The Slayer Rule


I took my Trusts and Estates exam today.

No, I'd rather not talk about it.

Instead, let me tell you about a question that started nagging at me while I was studying for the exam last night.

The Uniform Probate Code (not available online per se, unfortunately -- this is actually a reference to Montana's version, which is close but not identical) includes a section known as the "slayer rule." The actual rule is fairly simple:

(2) An individual who feloniously and intentionally kills the decedent forfeits all benefits . . . with respect to the decedent's estate . . .

Thus, if you name me in your will, and I murder you, I don't inherit from you. In answer to what I'm sure is your first question (it was mine): no, even if you put a clause in your will saying "Even if James murders me, I still want him to inherit," I don't inherit from you. This is a serious rule of public policy against murder. So the exercise is, how far will that rule of policy go . . .

First off, the statute only mentions benefits from the estate of the person I kill. But it's easy to cook up a scenario in which by killing you, I inherit from a third person. For example, I kill you knowing that your great-uncle has made a will which says "to my great-nephew, but if he dies before me, than to James." Before your uncle can learn of my perfidy, he too dies. I don't think there's a court that follows the UPC that wouldn't exclude me from taking -- even though the inheritance doesn't come through your estate. The relevant UPC text is a little further down:

(6) A wrongful acquisition of property or interest by a killer not covered by this section must be treated in accordance with the principle that a killer cannot profit from the killer's wrong.

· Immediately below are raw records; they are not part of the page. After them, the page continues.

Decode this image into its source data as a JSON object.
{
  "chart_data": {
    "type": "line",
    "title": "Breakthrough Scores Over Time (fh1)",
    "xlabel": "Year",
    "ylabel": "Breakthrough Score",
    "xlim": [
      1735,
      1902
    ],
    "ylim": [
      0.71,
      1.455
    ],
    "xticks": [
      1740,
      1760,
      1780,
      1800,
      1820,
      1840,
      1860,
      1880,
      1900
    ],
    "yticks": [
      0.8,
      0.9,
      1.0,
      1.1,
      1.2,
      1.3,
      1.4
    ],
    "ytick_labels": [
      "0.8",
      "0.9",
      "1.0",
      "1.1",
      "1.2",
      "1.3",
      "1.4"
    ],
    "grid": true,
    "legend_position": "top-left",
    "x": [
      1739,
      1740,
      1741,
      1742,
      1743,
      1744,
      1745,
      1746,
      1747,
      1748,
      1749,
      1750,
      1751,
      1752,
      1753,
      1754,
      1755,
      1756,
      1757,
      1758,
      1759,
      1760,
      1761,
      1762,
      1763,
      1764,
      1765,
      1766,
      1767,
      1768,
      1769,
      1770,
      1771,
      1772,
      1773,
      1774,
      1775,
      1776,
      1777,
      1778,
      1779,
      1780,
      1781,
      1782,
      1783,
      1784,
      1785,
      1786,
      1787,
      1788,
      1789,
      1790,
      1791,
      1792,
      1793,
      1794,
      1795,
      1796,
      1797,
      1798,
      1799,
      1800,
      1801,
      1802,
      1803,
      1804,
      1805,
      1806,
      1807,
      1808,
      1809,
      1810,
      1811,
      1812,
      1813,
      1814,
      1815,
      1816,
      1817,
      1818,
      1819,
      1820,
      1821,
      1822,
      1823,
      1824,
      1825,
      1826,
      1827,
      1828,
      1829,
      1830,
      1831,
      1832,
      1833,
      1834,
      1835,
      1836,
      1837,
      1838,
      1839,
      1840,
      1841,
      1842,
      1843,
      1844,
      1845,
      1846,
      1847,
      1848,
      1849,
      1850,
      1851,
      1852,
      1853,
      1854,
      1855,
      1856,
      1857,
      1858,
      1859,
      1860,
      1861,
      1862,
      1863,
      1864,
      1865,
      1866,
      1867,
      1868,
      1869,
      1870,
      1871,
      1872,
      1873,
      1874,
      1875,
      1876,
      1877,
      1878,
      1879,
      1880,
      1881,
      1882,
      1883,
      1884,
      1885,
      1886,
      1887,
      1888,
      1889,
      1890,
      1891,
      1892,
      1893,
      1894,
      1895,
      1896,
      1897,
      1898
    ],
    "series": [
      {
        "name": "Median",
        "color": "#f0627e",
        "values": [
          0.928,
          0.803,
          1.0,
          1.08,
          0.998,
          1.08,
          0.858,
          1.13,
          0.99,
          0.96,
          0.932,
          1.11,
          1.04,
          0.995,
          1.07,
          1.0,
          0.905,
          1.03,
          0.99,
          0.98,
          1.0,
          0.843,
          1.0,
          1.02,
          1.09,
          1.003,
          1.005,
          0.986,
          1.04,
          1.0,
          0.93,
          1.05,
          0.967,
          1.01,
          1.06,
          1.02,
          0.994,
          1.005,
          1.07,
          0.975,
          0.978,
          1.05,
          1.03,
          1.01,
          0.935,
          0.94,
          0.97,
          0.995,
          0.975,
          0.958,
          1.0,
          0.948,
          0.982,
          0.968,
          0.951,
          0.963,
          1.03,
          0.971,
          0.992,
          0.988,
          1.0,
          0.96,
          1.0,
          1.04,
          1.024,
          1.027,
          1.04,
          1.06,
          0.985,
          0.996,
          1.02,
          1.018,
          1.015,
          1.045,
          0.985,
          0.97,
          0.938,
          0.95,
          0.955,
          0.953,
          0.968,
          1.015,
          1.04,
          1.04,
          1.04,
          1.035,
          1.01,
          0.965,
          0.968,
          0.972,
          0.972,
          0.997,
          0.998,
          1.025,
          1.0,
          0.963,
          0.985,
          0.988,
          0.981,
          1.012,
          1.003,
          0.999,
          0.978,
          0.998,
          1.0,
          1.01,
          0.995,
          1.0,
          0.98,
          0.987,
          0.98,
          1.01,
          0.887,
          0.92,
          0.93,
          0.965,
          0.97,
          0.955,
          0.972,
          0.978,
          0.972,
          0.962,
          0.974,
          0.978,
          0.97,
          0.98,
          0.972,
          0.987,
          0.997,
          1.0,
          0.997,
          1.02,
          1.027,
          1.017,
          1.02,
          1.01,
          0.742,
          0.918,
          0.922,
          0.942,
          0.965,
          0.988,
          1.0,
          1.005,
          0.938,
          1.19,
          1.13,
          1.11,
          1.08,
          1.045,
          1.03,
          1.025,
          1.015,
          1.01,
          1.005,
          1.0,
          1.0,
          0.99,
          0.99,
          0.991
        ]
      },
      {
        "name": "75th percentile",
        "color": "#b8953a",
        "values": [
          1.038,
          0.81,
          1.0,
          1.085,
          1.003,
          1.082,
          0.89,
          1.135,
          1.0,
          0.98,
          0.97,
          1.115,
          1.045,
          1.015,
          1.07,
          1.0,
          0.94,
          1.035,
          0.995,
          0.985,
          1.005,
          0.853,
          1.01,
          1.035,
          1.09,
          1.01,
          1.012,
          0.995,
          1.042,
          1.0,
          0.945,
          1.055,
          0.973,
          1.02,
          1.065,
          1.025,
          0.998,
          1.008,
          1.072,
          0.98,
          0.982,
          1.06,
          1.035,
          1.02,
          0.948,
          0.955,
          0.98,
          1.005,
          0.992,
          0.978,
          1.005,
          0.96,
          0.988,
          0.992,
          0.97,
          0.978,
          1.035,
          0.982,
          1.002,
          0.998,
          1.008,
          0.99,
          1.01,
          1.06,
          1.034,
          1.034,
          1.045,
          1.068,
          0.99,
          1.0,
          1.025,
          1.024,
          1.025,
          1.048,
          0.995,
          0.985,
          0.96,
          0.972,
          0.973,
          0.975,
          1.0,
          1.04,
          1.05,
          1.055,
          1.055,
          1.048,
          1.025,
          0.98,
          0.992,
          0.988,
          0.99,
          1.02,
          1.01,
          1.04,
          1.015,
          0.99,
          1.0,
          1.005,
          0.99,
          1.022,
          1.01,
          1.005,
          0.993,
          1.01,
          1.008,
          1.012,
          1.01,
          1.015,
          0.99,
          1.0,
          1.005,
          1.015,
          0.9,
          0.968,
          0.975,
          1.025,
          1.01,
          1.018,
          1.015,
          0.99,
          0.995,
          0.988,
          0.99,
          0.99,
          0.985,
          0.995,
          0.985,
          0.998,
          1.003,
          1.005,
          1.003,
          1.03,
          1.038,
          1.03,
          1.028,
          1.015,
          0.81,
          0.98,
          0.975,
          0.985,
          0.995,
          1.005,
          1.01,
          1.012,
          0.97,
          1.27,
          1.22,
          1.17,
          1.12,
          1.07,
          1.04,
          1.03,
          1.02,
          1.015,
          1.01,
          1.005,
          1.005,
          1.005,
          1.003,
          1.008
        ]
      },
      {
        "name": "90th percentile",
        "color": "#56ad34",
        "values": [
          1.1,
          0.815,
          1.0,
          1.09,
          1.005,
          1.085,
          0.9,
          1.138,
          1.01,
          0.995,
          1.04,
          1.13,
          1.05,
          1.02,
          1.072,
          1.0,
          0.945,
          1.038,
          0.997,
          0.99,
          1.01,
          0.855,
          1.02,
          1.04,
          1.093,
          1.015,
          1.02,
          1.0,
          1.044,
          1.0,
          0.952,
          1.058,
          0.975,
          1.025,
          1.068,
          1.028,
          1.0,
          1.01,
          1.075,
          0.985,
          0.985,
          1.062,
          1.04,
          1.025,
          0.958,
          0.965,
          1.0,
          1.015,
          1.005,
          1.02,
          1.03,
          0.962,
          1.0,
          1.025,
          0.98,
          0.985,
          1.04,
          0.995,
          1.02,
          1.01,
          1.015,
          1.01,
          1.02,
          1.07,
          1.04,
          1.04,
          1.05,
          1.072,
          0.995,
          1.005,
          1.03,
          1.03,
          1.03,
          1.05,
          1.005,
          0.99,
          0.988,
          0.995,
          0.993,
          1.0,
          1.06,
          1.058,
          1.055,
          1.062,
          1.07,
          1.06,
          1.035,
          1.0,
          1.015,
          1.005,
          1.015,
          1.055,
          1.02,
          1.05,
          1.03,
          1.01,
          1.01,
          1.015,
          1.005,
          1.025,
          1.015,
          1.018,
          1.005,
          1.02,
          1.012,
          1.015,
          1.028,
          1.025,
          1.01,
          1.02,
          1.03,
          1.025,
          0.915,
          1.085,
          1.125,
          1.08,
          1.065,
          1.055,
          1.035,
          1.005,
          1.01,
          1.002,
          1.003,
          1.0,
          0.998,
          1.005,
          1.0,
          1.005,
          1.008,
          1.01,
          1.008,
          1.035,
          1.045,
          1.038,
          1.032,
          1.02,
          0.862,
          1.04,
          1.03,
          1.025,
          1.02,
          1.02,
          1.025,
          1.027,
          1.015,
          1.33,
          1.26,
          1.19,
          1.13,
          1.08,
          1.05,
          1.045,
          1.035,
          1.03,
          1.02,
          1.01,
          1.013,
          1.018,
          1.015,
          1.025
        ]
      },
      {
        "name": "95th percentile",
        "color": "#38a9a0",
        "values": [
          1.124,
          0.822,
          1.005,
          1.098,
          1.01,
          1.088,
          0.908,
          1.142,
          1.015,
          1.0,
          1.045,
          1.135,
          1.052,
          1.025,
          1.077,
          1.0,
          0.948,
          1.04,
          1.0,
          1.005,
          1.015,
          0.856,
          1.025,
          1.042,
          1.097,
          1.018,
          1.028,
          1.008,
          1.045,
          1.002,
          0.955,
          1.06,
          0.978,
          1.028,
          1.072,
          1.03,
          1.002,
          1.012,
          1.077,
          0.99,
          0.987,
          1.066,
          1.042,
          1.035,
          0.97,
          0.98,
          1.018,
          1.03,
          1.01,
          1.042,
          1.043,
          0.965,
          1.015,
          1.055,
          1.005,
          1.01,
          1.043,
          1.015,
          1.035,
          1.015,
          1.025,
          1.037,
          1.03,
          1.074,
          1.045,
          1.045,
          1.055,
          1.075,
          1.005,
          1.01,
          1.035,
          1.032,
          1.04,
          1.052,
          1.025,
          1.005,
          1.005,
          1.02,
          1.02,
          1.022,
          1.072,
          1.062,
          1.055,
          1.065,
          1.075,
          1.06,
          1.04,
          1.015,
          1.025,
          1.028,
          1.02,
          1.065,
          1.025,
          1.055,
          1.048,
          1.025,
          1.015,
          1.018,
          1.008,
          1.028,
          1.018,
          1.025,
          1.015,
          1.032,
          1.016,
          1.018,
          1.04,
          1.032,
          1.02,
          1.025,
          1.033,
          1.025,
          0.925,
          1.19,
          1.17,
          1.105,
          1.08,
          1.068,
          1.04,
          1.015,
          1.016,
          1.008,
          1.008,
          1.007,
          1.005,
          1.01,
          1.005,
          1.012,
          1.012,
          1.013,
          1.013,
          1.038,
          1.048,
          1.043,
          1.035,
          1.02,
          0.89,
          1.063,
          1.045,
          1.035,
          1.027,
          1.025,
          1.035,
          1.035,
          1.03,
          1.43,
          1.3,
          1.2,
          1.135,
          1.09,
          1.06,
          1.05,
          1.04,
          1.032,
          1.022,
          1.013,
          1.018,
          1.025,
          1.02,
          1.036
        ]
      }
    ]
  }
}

I'm still a killer, so the court won't let me profit by my wrong. But we can push this one further. What if, for example, I don't actually commit murder, but "merely" do something else obviously evil? Perhaps you are a dog, and the money is meant to care for you after your owner's death. By killing you, I terminate the "animal trust" and take the proceeds. Cruelty to animals is reprehensible, but not felonious.

Or, what if I commit feticide to prevent the birth of the child whose birth would trigger some will condition preventing me from inheritance? Or, as I put it to Steven, "Suppose I kick you in the nuts so you can't have kids. Am I barred?" (To be clear: these examples are straining at the definition of "killing" in (6) above. The point is that we can move, by stages, from acts everyone recognizes as killings, to acts most people don't regard as killings).

And so it goes. I do something calculating and evil, as a result of which, I get money through the system of inheritance. The question is: will that system step in to stop me from getting the money?

My intuition is yes, under all my hypoes, I will be barred. Not because there's a specific law involved, but because there's a deeper principle at work here, a powerful principle against unjust enrichment. People who do wrong shouldn't profit from their wrongdoing, and courts take that principle very seriously--so seriously in fact, that the lack of a law precisely on point won't stop them from upholding it as far as they can. Indeed, I think we'd be scandalized if they did otherwise.

The real law will never get in the books.